Challenging Confidentiality
The law establishes a procedure for challenging claimed confidentiality. A judge may lift confidentiality, either during civil or commercial proceedings, or during an administrative investigation, when:
- The document does not meet the legal requirements, or
- The document was intended to facilitate or incite fraud or violation of third-party rights.
Documents under challenge are placed under seal with a commissaire de justice (bailiff) pending judicial determination.
Fraudulent labeling of a document as confidential is punishable by up to one year imprisonment and €15,000 in fines.
Implications for International Arbitration
Document Production Requests
The new law has direct implications for document production in international arbitration, particularly when French companies are involved. Under the IBA Rules on the Taking of Evidence or similar institutional rules, parties routinely request production of internal legal analyses.
French parties may now assert confidentiality over qualifying in-house counsel advice in civil and commercial disputes—which encompasses most commercial arbitrations. This could significantly narrow the scope of discoverable documents in proceedings against French companies.
A Comparative Perspective
The reform aligns France with most OECD jurisdictions, where in-house counsel advice already enjoys some form of protection. Previously, France was an outlier, making French companies a target of choice.
Supporters argue the reform:
- provides a safeguard against the expanding extraterritorial application of foreign laws (notably U.S. discovery procedures);
- empowers French companies to compete on equal footing with their foreign counterparts;
- represents an indispensable tool for compliance and risk prevention, as it now enables in-house counsel to identify their organization’s vulnerabilities and address areas of risk, without fear of self-incrimination.
However, one important distinction remains. French in-house counsel privilege is in rem, meaning that it is attached to the document itself, whereas common law in-house counsel privilege is in personam, meaning that it is attached to the status of the in-house counsel. As a result, common law in-house counsel privilege tends to have a broader scope than its French equivalent.
Practical Considerations for Arbitration Practitioners
For Claimants against French parties: Be aware that internal compliance analyses, risk assessments, and legal opinions prepared by qualifying in-house counsel may now be shielded from production. Consider requesting documents that fall outside the privilege scope—for example, factual summaries, communications with external advisors, or documents created before the law’s implementation.

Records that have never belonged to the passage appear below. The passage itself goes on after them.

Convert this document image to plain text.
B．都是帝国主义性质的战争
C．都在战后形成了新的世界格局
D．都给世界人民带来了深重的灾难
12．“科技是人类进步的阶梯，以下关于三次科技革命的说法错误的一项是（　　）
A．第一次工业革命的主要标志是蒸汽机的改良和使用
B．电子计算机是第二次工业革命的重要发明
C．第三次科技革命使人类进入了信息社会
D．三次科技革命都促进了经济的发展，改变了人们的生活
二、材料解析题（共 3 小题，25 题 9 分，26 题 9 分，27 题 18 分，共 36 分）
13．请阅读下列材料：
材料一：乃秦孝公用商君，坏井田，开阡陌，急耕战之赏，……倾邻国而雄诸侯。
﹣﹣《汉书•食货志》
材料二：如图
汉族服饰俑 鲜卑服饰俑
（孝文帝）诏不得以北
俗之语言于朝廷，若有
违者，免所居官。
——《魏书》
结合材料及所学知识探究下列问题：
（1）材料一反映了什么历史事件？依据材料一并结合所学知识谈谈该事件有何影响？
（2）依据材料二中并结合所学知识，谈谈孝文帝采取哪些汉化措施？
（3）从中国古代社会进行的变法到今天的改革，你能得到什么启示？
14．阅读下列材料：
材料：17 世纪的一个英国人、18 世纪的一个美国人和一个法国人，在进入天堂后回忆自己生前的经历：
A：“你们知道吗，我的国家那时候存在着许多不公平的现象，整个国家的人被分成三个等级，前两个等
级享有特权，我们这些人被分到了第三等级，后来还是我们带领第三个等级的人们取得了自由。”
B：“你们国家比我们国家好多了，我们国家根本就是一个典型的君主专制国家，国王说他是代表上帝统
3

For French Respondents: Review your document management practices. Ensure qualifying legal consultations are properly labeled and archived separately. Make sure in-house counsel complete the required ethical rules training.
Timing and Next Steps
The law will enter into force on a date to be fixed by an implementing decree, no later than twelve months after promulgation. A government evaluation report is due within three years of the law’s enactment.